Los españoles volvemos a emigrar, aunque por razones bien distintas. Solo el 2011 más de 50.000 personas, muchas de ellas jóvenes con educación superior, dejaron atrás este barco que hace aguas por todas partes. El mercado español no los quiere, y nos preguntamos para qué tanto esfuerzo, formación, tiempo, y tanto sacrificio de nuestros padres para darnos una educación, si estamos económica y socialmente peor que al principio.

¿Cómo saldremos de la crisis si los más preparados se van o se ven obligados a trabajar en lo que sea por míseros sueldos? La respuesta del gobierno no parece la más propia de una democracia. La reacción política y mediática ante el Movimiento 15 de Mayo, que el año pasado tomó las plazas de decenas de ciudades y cuyos ecos llegaron a todo el globo, sería una buena metáfora de lo que ocurre a nivel político, donde los escándalos de corrupción son de dominio público. Y si el público muestra su oposición, se le criminaliza y reprime. Quienes manejan el presupuesto del país lo derrochan alegremente, muchas veces en su propio beneficio y el del mercado, nuevo árbitro político, mientras nos dicen que la situación es grave y que tenemos que apretarnos el cinturón, trabajar duro y agachar la cabeza.

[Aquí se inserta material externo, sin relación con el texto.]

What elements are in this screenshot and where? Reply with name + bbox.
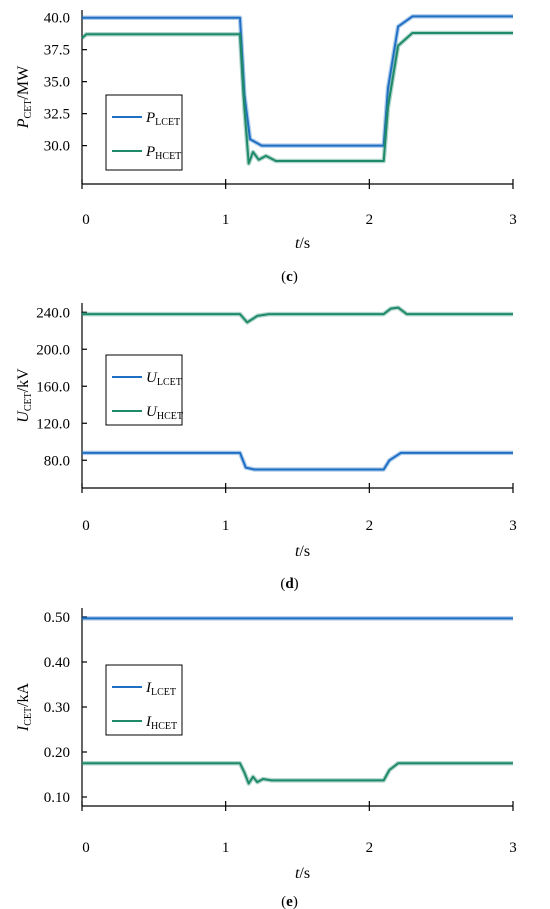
x-axis-label: t/s — [295, 543, 310, 560]
panel-caption: (d) — [280, 576, 298, 592]
y-tick-label: 0.30 — [44, 700, 70, 716]
x-axis-label: t/s — [295, 865, 310, 882]
legend-label: ILCET — [145, 680, 176, 698]
y-tick-label: 40.0 — [44, 11, 70, 27]
y-tick-label: 0.50 — [44, 610, 70, 626]
series-line-lcet — [82, 451, 513, 471]
x-axis-label: t/s — [295, 235, 310, 252]
y-tick-label: 0.10 — [44, 790, 70, 806]
y-tick-label: 200.0 — [36, 342, 70, 358]
legend-label: ULCET — [146, 370, 182, 388]
legend: PLCET PHCET — [105, 94, 183, 171]
legend-label: PLCET — [145, 110, 180, 128]
y-tick-label: 120.0 — [36, 416, 70, 432]
y-tick-label: 0.20 — [44, 745, 70, 761]
y-tick-label: 35.0 — [44, 75, 70, 91]
y-tick-label: 160.0 — [36, 379, 70, 395]
series-band-lcet — [82, 450, 513, 472]
x-tick-label: 3 — [509, 518, 517, 534]
x-tick-label: 2 — [366, 840, 374, 856]
y-axis-label: PCET/MW — [15, 65, 34, 129]
legend-box — [105, 94, 183, 171]
x-tick-label: 1 — [222, 212, 230, 228]
legend-label: PHCET — [145, 144, 181, 162]
panel-caption: (e) — [281, 894, 298, 909]
series-line-hcet — [81, 32, 513, 165]
y-tick-label: 0.40 — [44, 655, 70, 671]
x-tick-label: 2 — [366, 212, 374, 228]
legend-label: IHCET — [145, 714, 177, 732]
y-tick-label: 240.0 — [36, 305, 70, 321]
series-line-hcet — [82, 762, 513, 785]
y-axis-label: UCET/kV — [15, 368, 34, 423]
y-tick-label: 37.5 — [44, 43, 70, 59]
x-tick-label: 1 — [222, 840, 230, 856]
legend-box — [105, 664, 183, 736]
x-tick-label: 0 — [82, 840, 90, 856]
legend-box — [105, 354, 183, 426]
legend-label: UHCET — [146, 404, 183, 422]
y-axis-label: ICET/kA — [15, 682, 34, 732]
panel-caption: (c) — [281, 269, 298, 285]
x-tick-label: 2 — [366, 518, 374, 534]
y-tick-label: 30.0 — [44, 139, 70, 155]
x-tick-label: 3 — [509, 840, 517, 856]
chart-panel-c: 40.0 37.5 35.0 32.5 30.0 0 1 2 3 PLCET PHCET PCET/M… — [15, 10, 517, 285]
x-tick-label: 1 — [222, 518, 230, 534]
x-tick-label: 0 — [82, 518, 90, 534]
x-tick-label: 3 — [509, 212, 517, 228]
x-tick-label: 0 — [82, 212, 90, 228]
y-tick-label: 32.5 — [44, 107, 70, 123]
legend: ULCET UHCET — [105, 354, 183, 426]
series-line-hcet — [82, 306, 513, 324]
legend: ILCET IHCET — [105, 664, 183, 736]
y-tick-label: 80.0 — [44, 453, 70, 469]
chart-panel-e: 0.50 0.40 0.30 0.20 0.10 0 1 2 3 ILCET IHCET ICET/k… — [15, 608, 517, 909]
chart-panel-d: 240.0 200.0 160.0 120.0 80.0 0 1 2 3 ULCET UHCET UC… — [15, 303, 517, 592]
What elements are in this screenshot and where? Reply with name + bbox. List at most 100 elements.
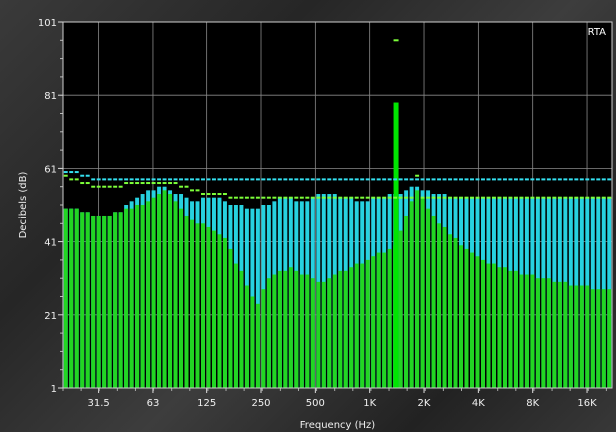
current-bar bbox=[261, 289, 266, 388]
max-hold-bar bbox=[255, 208, 260, 388]
current-bar bbox=[168, 194, 173, 388]
peak-max-marker bbox=[546, 178, 551, 181]
current-bar bbox=[272, 274, 277, 388]
peak-current-marker bbox=[102, 185, 107, 188]
current-bar bbox=[222, 237, 227, 388]
peak-current-marker bbox=[502, 196, 507, 199]
peak-current-marker bbox=[568, 196, 573, 199]
spike-bar bbox=[393, 102, 399, 389]
peak-max-marker bbox=[102, 178, 107, 181]
peak-max-marker bbox=[118, 178, 123, 181]
peak-max-marker bbox=[244, 178, 249, 181]
peak-current-marker bbox=[261, 196, 266, 199]
current-bar bbox=[524, 274, 529, 388]
peak-max-marker bbox=[491, 178, 496, 181]
current-bar bbox=[453, 237, 458, 388]
peak-max-marker bbox=[579, 178, 584, 181]
peak-current-marker bbox=[338, 196, 343, 199]
peak-max-marker bbox=[321, 178, 326, 181]
peak-current-marker bbox=[343, 196, 348, 199]
peak-max-marker bbox=[530, 178, 535, 181]
current-bar bbox=[596, 289, 601, 388]
peak-current-marker bbox=[124, 182, 129, 185]
peak-current-marker bbox=[277, 196, 282, 199]
current-bar bbox=[502, 267, 507, 388]
current-bar bbox=[371, 256, 376, 388]
peak-current-marker bbox=[563, 196, 568, 199]
x-tick-label: 125 bbox=[197, 398, 216, 409]
peak-current-marker bbox=[168, 182, 173, 185]
peak-max-marker bbox=[179, 178, 184, 181]
peak-current-marker bbox=[85, 182, 90, 185]
current-bar bbox=[195, 223, 200, 388]
peak-max-marker bbox=[233, 178, 238, 181]
peak-max-marker bbox=[563, 178, 568, 181]
peak-max-marker bbox=[404, 178, 409, 181]
peak-max-marker bbox=[168, 178, 173, 181]
y-tick-label: 81 bbox=[44, 91, 57, 102]
peak-max-marker bbox=[596, 178, 601, 181]
peak-max-marker bbox=[107, 178, 112, 181]
peak-max-marker bbox=[277, 178, 282, 181]
current-bar bbox=[69, 208, 74, 388]
peak-current-marker bbox=[574, 196, 579, 199]
peak-current-marker bbox=[409, 196, 414, 199]
current-bar bbox=[113, 212, 118, 388]
current-bar bbox=[448, 234, 453, 388]
peak-max-marker bbox=[91, 178, 96, 181]
peak-current-marker bbox=[442, 196, 447, 199]
peak-max-marker bbox=[272, 178, 277, 181]
peak-current-marker bbox=[288, 196, 293, 199]
y-tick-label: 1 bbox=[51, 384, 57, 395]
current-bar bbox=[568, 285, 573, 388]
peak-current-marker bbox=[146, 182, 151, 185]
peak-current-marker bbox=[459, 196, 464, 199]
peak-max-marker bbox=[239, 178, 244, 181]
peak-max-marker bbox=[157, 178, 162, 181]
peak-max-marker bbox=[541, 178, 546, 181]
current-bar bbox=[228, 248, 233, 388]
peak-current-marker bbox=[513, 196, 518, 199]
current-bar bbox=[266, 278, 271, 388]
peak-max-marker bbox=[250, 178, 255, 181]
current-bar bbox=[162, 190, 167, 388]
current-bar bbox=[288, 267, 293, 388]
plot-area bbox=[63, 22, 612, 388]
peak-current-marker bbox=[129, 182, 134, 185]
peak-current-marker bbox=[283, 196, 288, 199]
peak-current-marker bbox=[135, 182, 140, 185]
current-bar bbox=[530, 274, 535, 388]
peak-max-marker bbox=[135, 178, 140, 181]
x-tick-label: 63 bbox=[147, 398, 160, 409]
current-bar bbox=[574, 285, 579, 388]
peak-max-marker bbox=[266, 178, 271, 181]
peak-max-marker bbox=[475, 178, 480, 181]
peak-max-marker bbox=[151, 178, 156, 181]
peak-current-marker bbox=[190, 189, 194, 192]
current-bar bbox=[299, 274, 304, 388]
current-bar bbox=[85, 212, 90, 388]
x-tick-label: 8K bbox=[526, 398, 539, 409]
current-bar bbox=[244, 285, 249, 388]
current-bar bbox=[184, 215, 189, 388]
peak-max-marker bbox=[585, 178, 590, 181]
peak-max-marker bbox=[568, 178, 573, 181]
peak-max-marker bbox=[316, 178, 321, 181]
peak-max-marker bbox=[80, 174, 85, 177]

Lo grave es que para muchos jóvenes –y no tan jóvenes– la vida política y la democracia empiezan a perder significado y lógica al calor de los hechos y las cifras. En las últimas elecciones generales la tasa de abstención llegó al 28,31% (9’710.775 personas), cifra significativa que debiera poner en cuestión la representatividad de los que nos gobiernan. Aclaro que, en muchos casos, el no acudir a las urnas significa un meditado y lógico rechazo de un sistema democrático del que nos sentimos totalmente al margen y en el que sabemos, porque lo hemos vivido, que la justicia es que se silencien voces que claman por sus derechos constitucionales mientras se absuelve a políticos corruptos. De ahí ese coreadísimo “Que no nos representan”. La juventud pierde la ilusión mientras ve cómo su educación se precariza y se juega con su futuro.

Una esperanza: mantener vivo ese espíritu de rebeldía que nació el 15 de mayo y que se cuestiona como nunca antes las bases mismas del sistema que nos ha arrastrado hasta aquí. Si lo piensan, la humanidad ha vivido mucho más tiempo bajo regímenes verticales que en una democracia; sin embargo, esta se impuso gracias a situaciones de ruptura como la que atravesamos. Y como casi siempre, la juventud encendió la chispa de esos cambios. Nuestra generación sabe informarse, somos muy conscientes de nuestros derechos, de lo que es justo o injusto. Y por eso, tampoco tenemos miedo.

Estas dos fuerzas son las caras de nuestro zeitgeist. De nosotros depende tener el valor de ofrecerle algo mejor, pero esta vez de verdad, a los que vendrán.